Regarding whether to list western Joshua tree as threatened or endangered under the California Endangered Species Act (CESA), after extensive deliberation — including two motions that did not pass due to 2-2 votes — the Commission continued the agenda item to its October meeting. In the meantime, the Commission reopened the public record for the specific purpose of further tribal consultation. The Commission also requested the California Department of Fish and Wildlife (CDFW) bring to the October meeting a proposed framework for a western Joshua tree range-wide conservation plan and a report on any related legislation. Importantly, the western Joshua tree will remain protected by CESA during this period.
The Commission determined that listing Temblor legless lizard as threatened or endangered under the CESA may be warranted. This action commences a one-year status review to be completed by CDFW, during which Temblor legless lizard is protected as a candidate species.
The Commission voted unanimously to change the status of Milo Baker’s lupine from threatened to endangered under CESA.
The Commission adopted a 90-day extension of emergency regulations for low flow inland sport fishing restrictions due to drought conditions.
The Commission honored Senior Deputy District Attorney Karen Wold from Ventura County. Throughout her distinguished career, Wold has shown strong dedication to protecting fish and wildlife, participated in collaborative investigations with CDFW and succeeded in high-profiled prosecutions of egregious marine pollution cases and fish and wildlife crimes, resulting in very large settlements.
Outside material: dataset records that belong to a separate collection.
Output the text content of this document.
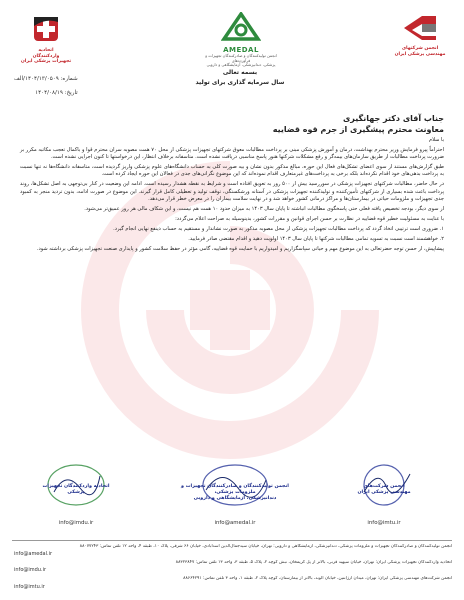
اتحادیه
واردکنندگان
تجهیزات پزشکی ایران
AMEDAL
انجمن تولیدکنندگان و صادرکنندگان تجهیزات و فرآورده‌های
پزشکی، دندانپزشکی، آزمایشگاهی و دارویی
انجمن شرکتهای
مهندسی پزشکی ایران
شماره: ۱۴۰۴/۱۳/۰۵۰۹/الف
تاریخ: ۱۴۰۴/۰۸/۱۹
بسمه تعالی
سال سرمایه گذاری برای تولید

جناب آقای دکتر جهانگیری

معاونت محترم پیشگیری از جرم قوه قضاییه

با سلام

احتراماً پیرو فرمایش وزیر محترم بهداشت، درمان و آموزش پزشکی مبنی بر پرداخت مطالبات معوق شرکتهای تجهیزات پزشکی از محل ۷۰ همت مصوبه سران محترم قوا و باکمال تعجب مکاتبه مکرر بر ضرورت پرداخت مطالبات از طریق سازمان‌های بیمه‌گر و رفع مشکلات شرکتها هنوز پاسخ مناسبی دریافت نشده است. متاسفانه برخلاف انتظار، این درخواستها تا کنون اجرایی نشده است.

طبق گزارش‌های مستند از سوی اعضای تشکل‌های فعال این حوزه، مبالغ مذکور بدون نشان و بیه صورت کلی به حساب دانشگاه‌های علوم پزشکی واریز گردیده است، متاسفانه دانشگاه‌ها نه تنها نسبت به پرداخت بدهی‌های خود اقدام نکرده‌اند بلکه برخی به پرداخت‌های غیرمتعارف اقدام نموده‌اند که این موضوع نگرانی‌های جدی در فعالان این حوزه ایجاد کرده است.

در حال حاضر، مطالبات شرکتهای تجهیزات پزشکی در سوررسید بیش از ۵۰۰ روز به تعویق افتاده است و شرایط به نقطه هشدار رسیده است. ادامه این وضعیت در کنار بی‌توجهی به اصل تشکل‌ها، روند پرداخت باعث شده بسیاری از شرکتهای تأمین‌کننده و تولیدکننده تجهیزات پزشکی در آستانه ورشکستگی، توقف تولید و تعطیلی کامل قرار گیرند. این موضوع در صورت ادامه، بدون تردید منجر به کمبود جدی تجهیزات و ملزومات حیاتی در بیمارستان‌ها و مراکز درمانی کشور خواهد شد و در نهایت سلامت بیماران را در معرض خطر قرار می‌دهد.

از سوی دیگر، بودجه تخصیص یافته فعلی حتی پاسخگوی مطالبات انباشته تا پایان سال ۱۴۰۳ به میزان حدود ۱۰ همت هم نیست، و این شکاف مالی هر روز عمیق‌تر می‌شود.

با عنایت به مسئولیت خطیر قوه قضاییه در نظارت بر حسن اجرای قوانین و مقررات کشور، بدینوسیله به صراحت اعلام می‌گردد:

۱. ضروری است ترتیبی اتخاذ گردد که پرداخت مطالبات تجهیزات پزشکی از محل مصوبه مذکور به صورت نشاندار و مستقیم به حساب ذینفع نهایی انجام گیرد.

۲. خواهشمند است نسبت به تسویه تمامی مطالبات شرکتها تا پایان سال ۱۴۰۳ اولویت دهید و اقدام مقتضی صادر فرمایید.

پیشاپیش، از حسن توجه حضرتعالی به این موضوع مهم و حیاتی سپاسگزاریم و امیدواریم با حمایت قوه قضاییه، گامی مؤثر در حفظ سلامت کشور و پایداری صنعت تجهیزات پزشکی برداشته شود.

اتحادیه واردکنندگان تجهیزات
پزشکی
info@imdu.ir
انجمن تولیدکنندگان و صادرکنندگان تجهیزات و ملزومات پزشکی،
دندانپزشکی، آزمایشگاهی و دارویی
info@amedal.ir
انجمن شرکت‌های
مهندسی پزشکی ایران
info@imtu.ir
انجمن تولیدکنندگان و صادرکنندگان تجهیزات و ملزومات پزشکی، دندانپزشکی، آزمایشگاهی و دارویی: تهران، خیابان سیدجمال‌الدین اسدآبادی، خیابان ۶۶ شرقی، پلاک ۱۰، طبقه ۴، واحد ۱۲ تلفن تماس: ۸۸۰۷۷۲۴۳
info@amedal.ir
اتحادیه واردکنندگان تجهیزات پزشکی ایران: تهران، خیابان سپهبد قرنی، بالاتر از پل کریمخان، نبش کوچه ۲، پلاک ۵، طبقه ۳، واحد ۱۳ تلفن تماس: ۸۸۳۲۳۸۴۷
info@imdu.ir
انجمن شرکت‌های مهندسی پزشکی ایران: تهران، میدان آرژانتین، خیابان الوند، بالاتر از بیمارستان، کوچه پلاک ۲، طبقه ۱، واحد ۳ تلفن تماس: ۸۸۶۶۴۲۹۱
info@imtu.ir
The Commission honored its most immediate past president, Peter Silva, for his years of service on the Commission and decades of public service under California governors, and for the U.S. Environmental Protection Agency under President Barack Obama on water and natural resources issues, and wished him well in retirement spending time with his children and grandchildren. Commissioner Silva stepped down from the Commission on Feb. 18, 2022.
At the meeting in Los Angeles, Commission President Samantha Murray and Vice President Erika Zavaleta were present. Commissioner Jacque Hostler-Carmesin attended from a public location in Trinidad and Commissioner Eric Sklar attended from a public location in Saint Helena. There is one vacant position on the Commission.
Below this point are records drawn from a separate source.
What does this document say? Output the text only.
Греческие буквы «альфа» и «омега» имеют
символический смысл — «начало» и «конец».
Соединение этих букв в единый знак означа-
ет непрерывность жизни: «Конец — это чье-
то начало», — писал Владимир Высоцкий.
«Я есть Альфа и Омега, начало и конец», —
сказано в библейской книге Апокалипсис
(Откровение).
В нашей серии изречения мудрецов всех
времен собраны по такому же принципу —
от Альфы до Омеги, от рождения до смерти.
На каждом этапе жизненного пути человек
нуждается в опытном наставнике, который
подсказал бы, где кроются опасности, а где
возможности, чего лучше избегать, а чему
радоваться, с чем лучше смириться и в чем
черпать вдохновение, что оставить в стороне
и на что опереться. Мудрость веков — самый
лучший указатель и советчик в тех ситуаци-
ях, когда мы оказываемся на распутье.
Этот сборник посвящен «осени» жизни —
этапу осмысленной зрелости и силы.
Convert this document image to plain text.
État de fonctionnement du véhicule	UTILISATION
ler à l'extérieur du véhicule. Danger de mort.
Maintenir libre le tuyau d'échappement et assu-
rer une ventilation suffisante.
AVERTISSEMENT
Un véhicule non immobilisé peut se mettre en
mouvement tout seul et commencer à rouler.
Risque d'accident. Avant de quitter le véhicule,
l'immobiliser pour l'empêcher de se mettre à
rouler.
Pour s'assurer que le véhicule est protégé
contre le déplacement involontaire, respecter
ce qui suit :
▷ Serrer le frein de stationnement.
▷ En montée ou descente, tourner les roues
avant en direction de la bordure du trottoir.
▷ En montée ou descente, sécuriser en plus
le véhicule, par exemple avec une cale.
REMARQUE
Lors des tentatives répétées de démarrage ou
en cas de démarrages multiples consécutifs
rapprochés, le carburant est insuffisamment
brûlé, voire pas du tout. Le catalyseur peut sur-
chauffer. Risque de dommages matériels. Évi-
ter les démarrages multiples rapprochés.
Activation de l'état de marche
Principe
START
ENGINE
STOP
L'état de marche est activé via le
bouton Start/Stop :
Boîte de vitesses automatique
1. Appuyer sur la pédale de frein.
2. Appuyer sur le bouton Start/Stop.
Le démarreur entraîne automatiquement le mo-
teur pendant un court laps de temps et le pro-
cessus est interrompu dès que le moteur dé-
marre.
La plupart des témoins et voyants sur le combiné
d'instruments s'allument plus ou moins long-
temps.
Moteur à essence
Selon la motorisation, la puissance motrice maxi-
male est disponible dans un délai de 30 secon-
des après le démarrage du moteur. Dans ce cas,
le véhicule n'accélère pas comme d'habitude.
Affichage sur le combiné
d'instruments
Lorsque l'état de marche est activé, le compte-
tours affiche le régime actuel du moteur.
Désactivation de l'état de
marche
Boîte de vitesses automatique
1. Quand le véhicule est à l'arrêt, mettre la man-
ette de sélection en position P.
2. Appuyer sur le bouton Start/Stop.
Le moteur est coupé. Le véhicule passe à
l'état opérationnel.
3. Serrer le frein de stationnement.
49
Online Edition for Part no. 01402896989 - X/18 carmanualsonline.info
The agenda for this meeting along with supporting information is available on the Commission website. An archived audio file will be available in coming days. The next meeting of the full Commission is scheduled for Aug. 17-18, 2022. Please see the Commission website for details.
Jordan Traverso, CDFW Communications, (916) 212-7352
The California Fish and Game Commission was one of the first wildlife conservation agencies in the United States, predating even the U.S. Commission of Fish and Fisheries. There is often confusion about the distinction between the California Department of Fish and Wildlife (CDFW) and the Commission. In the most basic terms, CDFW implements and enforces the regulations set by the Commission, as well as provides biological data and expertise to inform the Commission’s decision-making process.